Remarkably though, Saeki doesn’t draw from source imagery, nor models. Instead, his imagery is primarily inspired by visions, dreams, and recollections buried deep in his mind—which has led some critics to refer to the artist as a “conjurer.” But there are elements of Japanese culture present in the works, from interior design and textile patterns, to folkloric characters, Shinto spirits, and references to popular stories.
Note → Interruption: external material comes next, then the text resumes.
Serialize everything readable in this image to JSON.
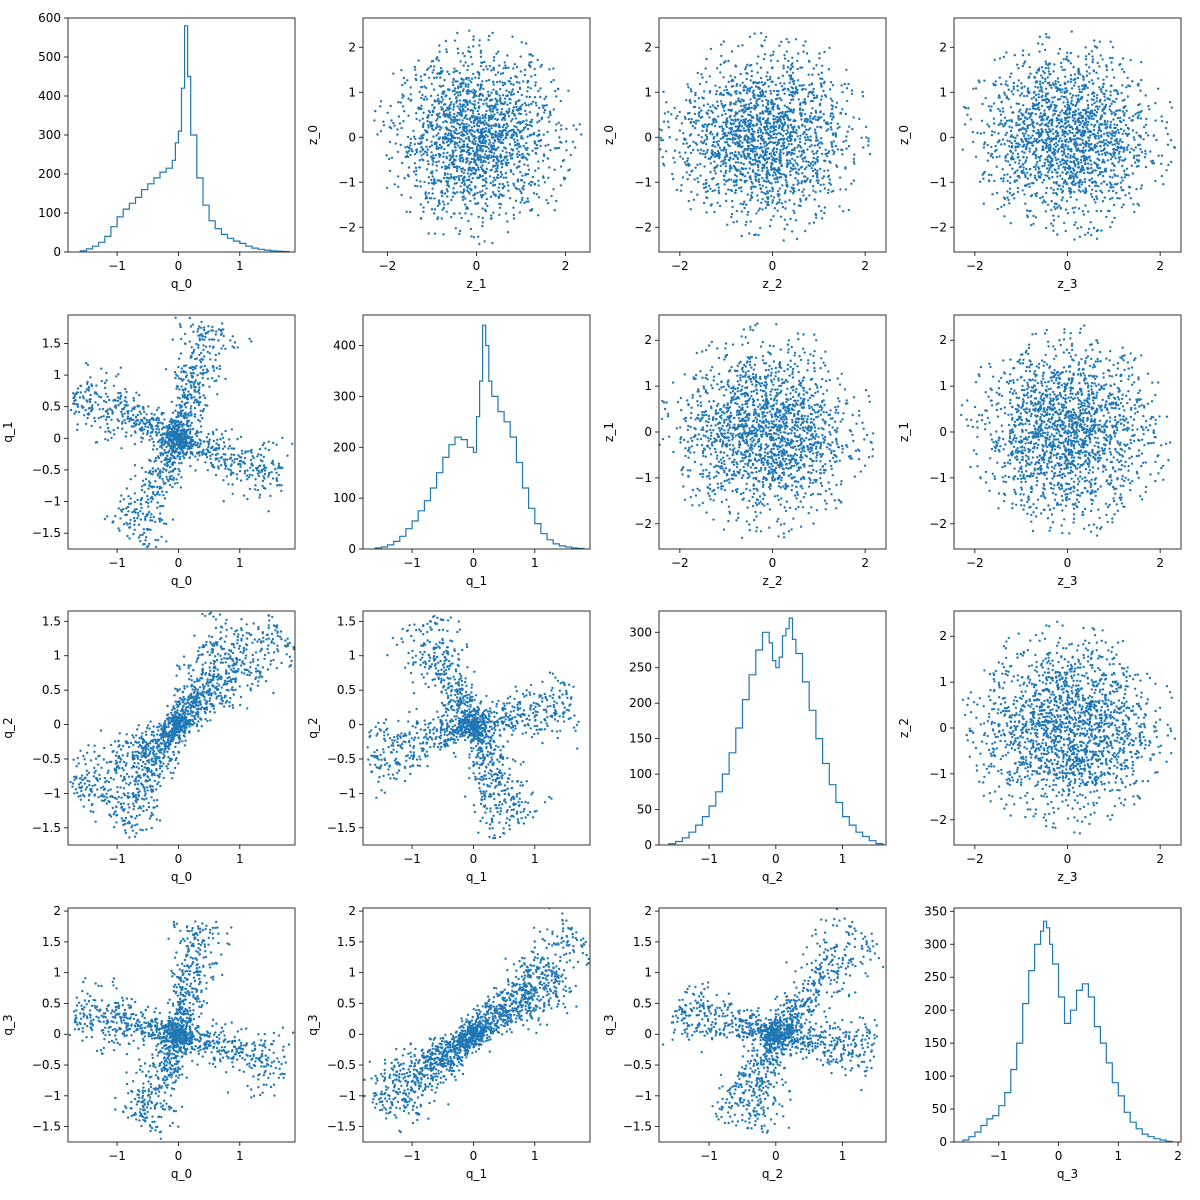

His world is a hybrid terrain of the living, dead, and fictionalized.

“The phantoms have no meaning in themselves, but they should never fail to be powerfully suggestive,” Saeki says of the spectral beings in his works. “Please try to find your essence in them,” he beckons.

While Saeki has been exhibited in the West since 1970—in the decades following his first solo in Paris, he would be shown in San Francisco, London, Tel Aviv, and Toronto—more recently, Asian audiences have registered renewed interest in the artist. His work was presented the artist at Art Basel in Hong Kong last month, and in December 2016 there was an exhibition of his work in Taipei at Jiu Xiang Ju Gallery, which proved that Saeki’s audience is evolving.

Image courtesy of Toshio Saeki.

Jiu Xiang Ju Gallery director Wu Ya-hui admits that Saeki’s exhibition was more popular than they had expected. “People appreciate and admire the eroticism and violence as much as the humor in the work, and his mysterious Japanese atmosphere too,” she says, adding that his clear, simple depictions, like that of a woman “in the subtle expression of sex and happiness,” were surprising, though well-received among visitors. “What impressed me the most about the exhibition was that many young people are paying tribute to Mr. Saeki in their own paintings,” she adds.

It may still take time though before Saeki’s work can be fully accepted into the canon of contemporary art.  Many of his images are perhaps still too subversive for certain art audiences, and much of his work can only found in books and magazines, essentially hidden from public view and the internet. What remains clear, though, is that Saeki has done well to test the limits of artistic freedom and to depict expressions of the human soul, while elevating the erotic to a degree that few artists have been able to achieve.